Yes, this is how humans work too.

Also I hope the irony of trotting out this oft-repeated quip much like a stochastic parrot would isn't lost on you :P


No, humans don't work like your simplistic view of a neural network. I as a human can apply logic and deduction to figure out how something works despite never having experienced or learned about it directly for example. GPT cannot do this and can only guess or make up responses when faced with a problem that requires such reasoning.


Have you used GPT-4 though? It does have reasoning capabilities, better than a clever human.

LLMs are different, but a bunch of transistors can apply reasoning to chess better than any grandmaster. That's emergent behavior.

But you don't really see anyone today trying to argue that power plants don't have the same muscles as a horse, because it gets the job done.


GPT cannot do this? Not even a bit?

Well... that's definitely an opinion. A reasonable person would grant it _some_ level of reasoning ability, however flawed.

To dismiss it all as 'pattern matching' rather shows some confused ideas about how cognition works, as if pattern matching plays no role in human cognition or intelligence.

I'll understand difference in opinion if we're talking about more nebulous aspects like consciousness or qualia...


> Well... that's definitely an opinion. A reasonable person would grant it _some_ level of reasoning ability, however flawed.

No this is not an opinion, this is an objective fact about how deep learning and neural network models work period. You are confabulating capabilities onto them which they do not have. There's not 'some level of reasoning' in a neural network, there's _no reasoning_.

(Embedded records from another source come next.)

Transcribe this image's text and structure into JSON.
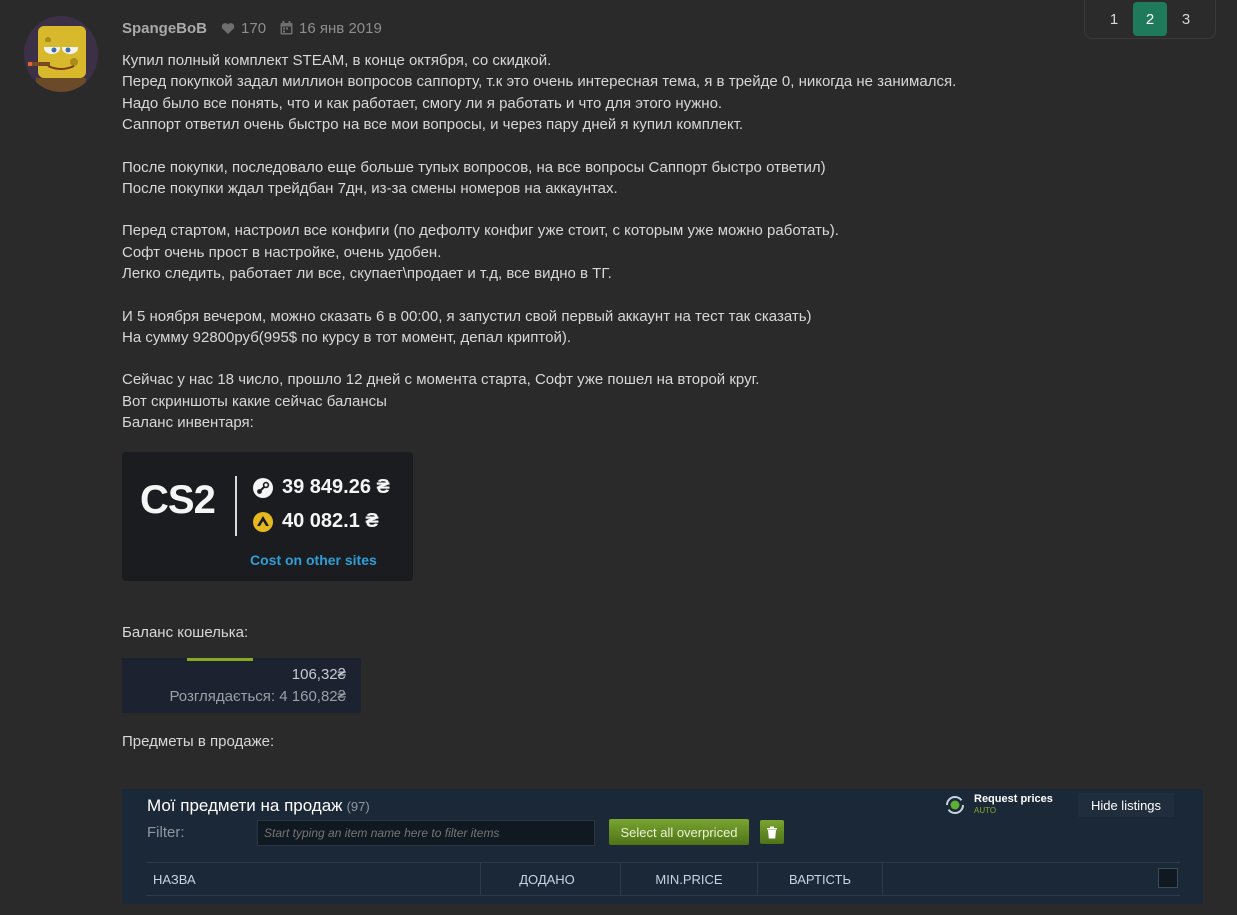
{
  "post": {
    "author": "SpangeBoB",
    "likes": "170",
    "date": "16 янв 2019",
    "paragraphs": [
      [
        "Купил полный комплект STEAM, в конце октября, со скидкой.",
        "Перед покупкой задал миллион вопросов саппорту, т.к это очень интересная тема, я в трейде 0, никогда не занимался.",
        "Надо было все понять, что и как работает, смогу ли я работать и что для этого нужно.",
        "Саппорт ответил очень быстро на все мои вопросы, и через пару дней я купил комплект."
      ],
      [
        "После покупки, последовало еще больше тупых вопросов, на все вопросы Саппорт быстро ответил)",
        "После покупки ждал трейдбан 7дн, из-за смены номеров на аккаунтах."
      ],
      [
        "Перед стартом, настроил все конфиги (по дефолту конфиг уже стоит, с которым уже можно работать).",
        "Софт очень прост в настройке, очень удобен.",
        "Легко следить, работает ли все, скупает\\продает и т.д, все видно в ТГ."
      ],
      [
        "И 5 ноября вечером, можно сказать 6 в 00:00, я запустил свой первый аккаунт на тест так сказать)",
        "На сумму 92800руб(995$ по курсу в тот момент, депал криптой)."
      ],
      [
        "Сейчас у нас 18 число, прошло 12 дней с момента старта, Софт уже пошел на второй круг.",
        "Вот скриншоты какие сейчас балансы",
        "Баланс инвентаря:"
      ]
    ],
    "wallet_label": "Баланс кошелька:",
    "items_label": "Предметы в продаже:"
  },
  "pagination": {
    "pages": [
      "1",
      "2",
      "3"
    ],
    "active": "2"
  },
  "inventory": {
    "game": "CS2",
    "steam_value": "39 849.26 ₴",
    "other_value": "40 082.1 ₴",
    "link": "Cost on other sites"
  },
  "wallet": {
    "balance": "106,32₴",
    "pending": "Розглядається: 4 160,82₴"
  },
  "market": {
    "title": "Мої предмети на продаж",
    "count": "(97)",
    "request_prices": "Request prices",
    "request_mode": "AUTO",
    "hide_listings": "Hide listings",
    "filter_label": "Filter:",
    "filter_placeholder": "Start typing an item name here to filter items",
    "select_overpriced": "Select all overpriced",
    "columns": [
      "НАЗВА",
      "ДОДАНО",
      "MIN.PRICE",
      "ВАРТІСТЬ"
    ]
  },
  "colors": {
    "accent": "#1f7a5c",
    "steam_bg": "#1b2838",
    "steam_green": "#8aa824"
  }
}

You're being tricked by plausible sounding responses from something trained on an enormous corpus of internet BS (reddit posts, etc.). There is no intelligence or reasoning or logic inside GPT.

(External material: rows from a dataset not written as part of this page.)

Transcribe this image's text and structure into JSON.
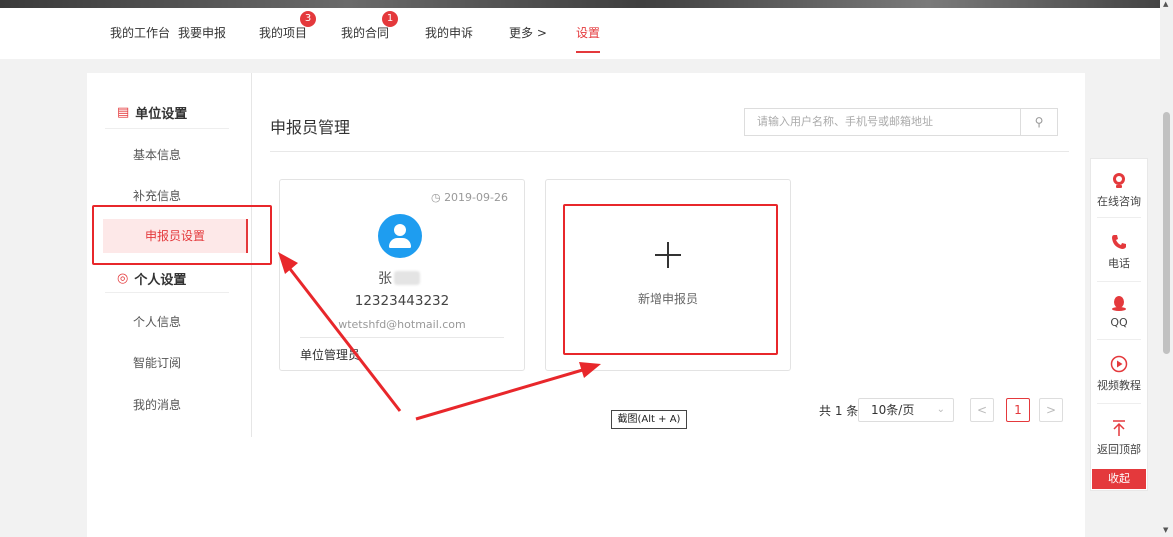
{
  "nav": {
    "items": [
      {
        "label": "我的工作台"
      },
      {
        "label": "我要申报"
      },
      {
        "label": "我的项目",
        "badge": "3"
      },
      {
        "label": "我的合同",
        "badge": "1"
      },
      {
        "label": "我的申诉"
      },
      {
        "label": "更多 >"
      },
      {
        "label": "设置",
        "active": true
      }
    ]
  },
  "sidebar": {
    "unit_section": "单位设置",
    "unit_items": [
      "基本信息",
      "补充信息",
      "申报员设置"
    ],
    "personal_section": "个人设置",
    "personal_items": [
      "个人信息",
      "智能订阅",
      "我的消息"
    ],
    "active_item": "申报员设置"
  },
  "content": {
    "title": "申报员管理",
    "search_placeholder": "请输入用户名称、手机号或邮箱地址"
  },
  "card": {
    "date": "2019-09-26",
    "name": "张",
    "phone": "12323443232",
    "email": "wtetshfd@hotmail.com",
    "role": "单位管理员"
  },
  "add_card": {
    "label": "新增申报员"
  },
  "pager": {
    "total": "共 1 条",
    "page_size": "10条/页",
    "current_page": "1",
    "prev": "<",
    "next": ">"
  },
  "tooltip": "截图(Alt + A)",
  "floatbar": {
    "items": [
      "在线咨询",
      "电话",
      "QQ",
      "视频教程",
      "返回顶部"
    ],
    "collapse": "收起"
  },
  "colors": {
    "accent": "#e4393c",
    "avatar": "#1e9df0",
    "annotation": "#e8272b"
  }
}
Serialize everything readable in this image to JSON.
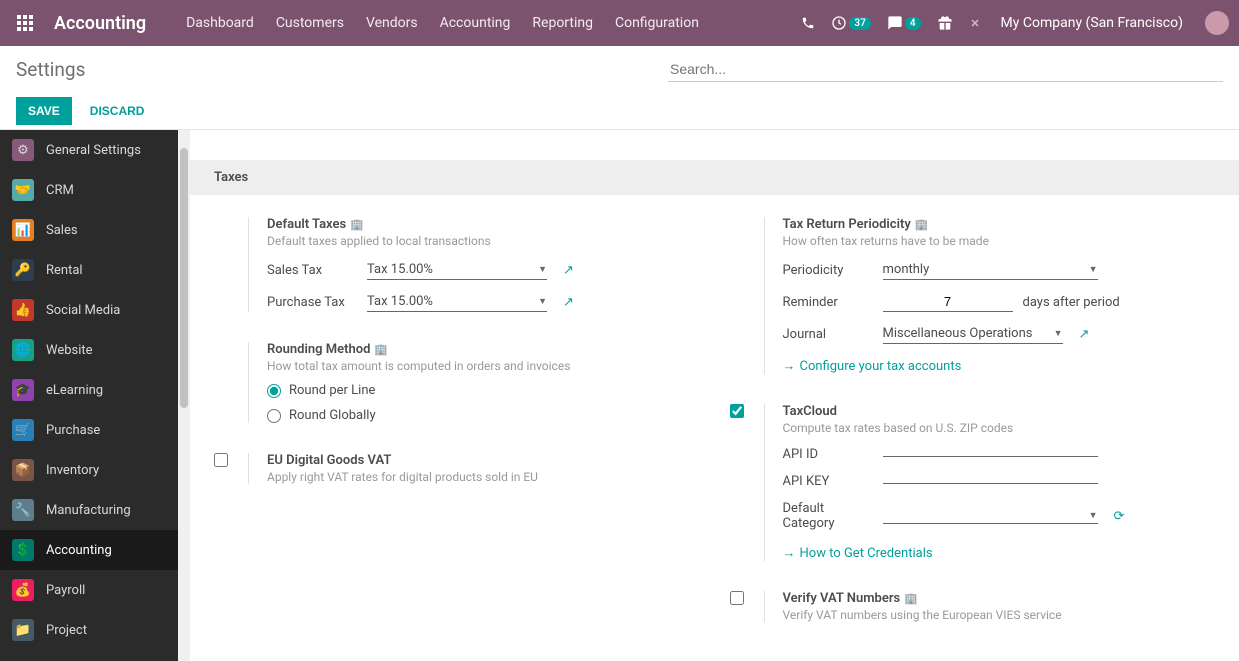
{
  "navbar": {
    "brand": "Accounting",
    "links": [
      "Dashboard",
      "Customers",
      "Vendors",
      "Accounting",
      "Reporting",
      "Configuration"
    ],
    "badge_activities": "37",
    "badge_messages": "4",
    "company": "My Company (San Francisco)"
  },
  "subheader": {
    "title": "Settings",
    "search_placeholder": "Search..."
  },
  "actions": {
    "save": "SAVE",
    "discard": "DISCARD"
  },
  "sidebar": {
    "items": [
      {
        "label": "General Settings"
      },
      {
        "label": "CRM"
      },
      {
        "label": "Sales"
      },
      {
        "label": "Rental"
      },
      {
        "label": "Social Media"
      },
      {
        "label": "Website"
      },
      {
        "label": "eLearning"
      },
      {
        "label": "Purchase"
      },
      {
        "label": "Inventory"
      },
      {
        "label": "Manufacturing"
      },
      {
        "label": "Accounting"
      },
      {
        "label": "Payroll"
      },
      {
        "label": "Project"
      }
    ]
  },
  "section": {
    "taxes": "Taxes"
  },
  "default_taxes": {
    "title": "Default Taxes",
    "desc": "Default taxes applied to local transactions",
    "sales_label": "Sales Tax",
    "sales_value": "Tax 15.00%",
    "purchase_label": "Purchase Tax",
    "purchase_value": "Tax 15.00%"
  },
  "periodicity": {
    "title": "Tax Return Periodicity",
    "desc": "How often tax returns have to be made",
    "period_label": "Periodicity",
    "period_value": "monthly",
    "reminder_label": "Reminder",
    "reminder_value": "7",
    "reminder_suffix": "days after period",
    "journal_label": "Journal",
    "journal_value": "Miscellaneous Operations",
    "config_link": "Configure your tax accounts"
  },
  "rounding": {
    "title": "Rounding Method",
    "desc": "How total tax amount is computed in orders and invoices",
    "opt1": "Round per Line",
    "opt2": "Round Globally"
  },
  "taxcloud": {
    "title": "TaxCloud",
    "desc": "Compute tax rates based on U.S. ZIP codes",
    "api_id_label": "API ID",
    "api_key_label": "API KEY",
    "cat_label": "Default Category",
    "creds_link": "How to Get Credentials"
  },
  "eu_vat": {
    "title": "EU Digital Goods VAT",
    "desc": "Apply right VAT rates for digital products sold in EU"
  },
  "vat_verify": {
    "title": "Verify VAT Numbers",
    "desc": "Verify VAT numbers using the European VIES service"
  }
}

Your human emotions (which GPT does not have) are clouding your judgement and making you think there is intelligence there which does not actually exist--you want it to be there so badly you'll invent reasons to confirm your views. If you asked GPT directly if it were intelligent or sentient it would not agree with you either, because it was not trained to do so.


The error in your thinking is that you assume the essence of human cognition cannot ever be reducible to a algorithmic process that our current transformer models are approximating. Which may be the case... but we don't know for certain yet, so your certainty of the negative is also not warranted.

I can say the same your fears of machine intelligence is clouding your ability to objectively assess evidence.

You can design a novel problem and see for yourself the reasoning and logical deductions an LLM will make to solve it, like many have already done.

> If you asked GPT directly if it were intelligent or sentient it would not agree with you either

If you think this class of questions is appropriate to gauge reasoning ability, I don't know what to tell you.


> I as a human can apply logic and deduction to figure out how something works

And what is the process for doing this?

Are you using words?

Where do they come from?


People repeating this take in the face of so much overwhelming evidence to the contrary look so ridiculous that at this point, you just have to laugh at them. Yeah, sure, it's not reasoning. That hour-long exchange I just had with it, where it helped me trouble-shoot my totally bespoke DB migration problems step by step, coming up with potential hypotheses, ways of confirming or disconfirming theories, interacting in real time as I gave it new constraints until we collaboratively arrived at a solution -- that was definitely not "reasoning." Why isn't it reasoning? No explanation is ever given. I'm waiting for the moment when someone tells me that it's not "true reasoning" unless it's produced in the Reasoning region of France.


It's barfing up text in a form similar to tens of thousands of database troubleshooting guides in its training and filling in context you've given it in your discussion/text prompt. It has no understanding of what a database is and would happily tell you what to name your databases' child if you told it the database was pregnant or other similar nonsense.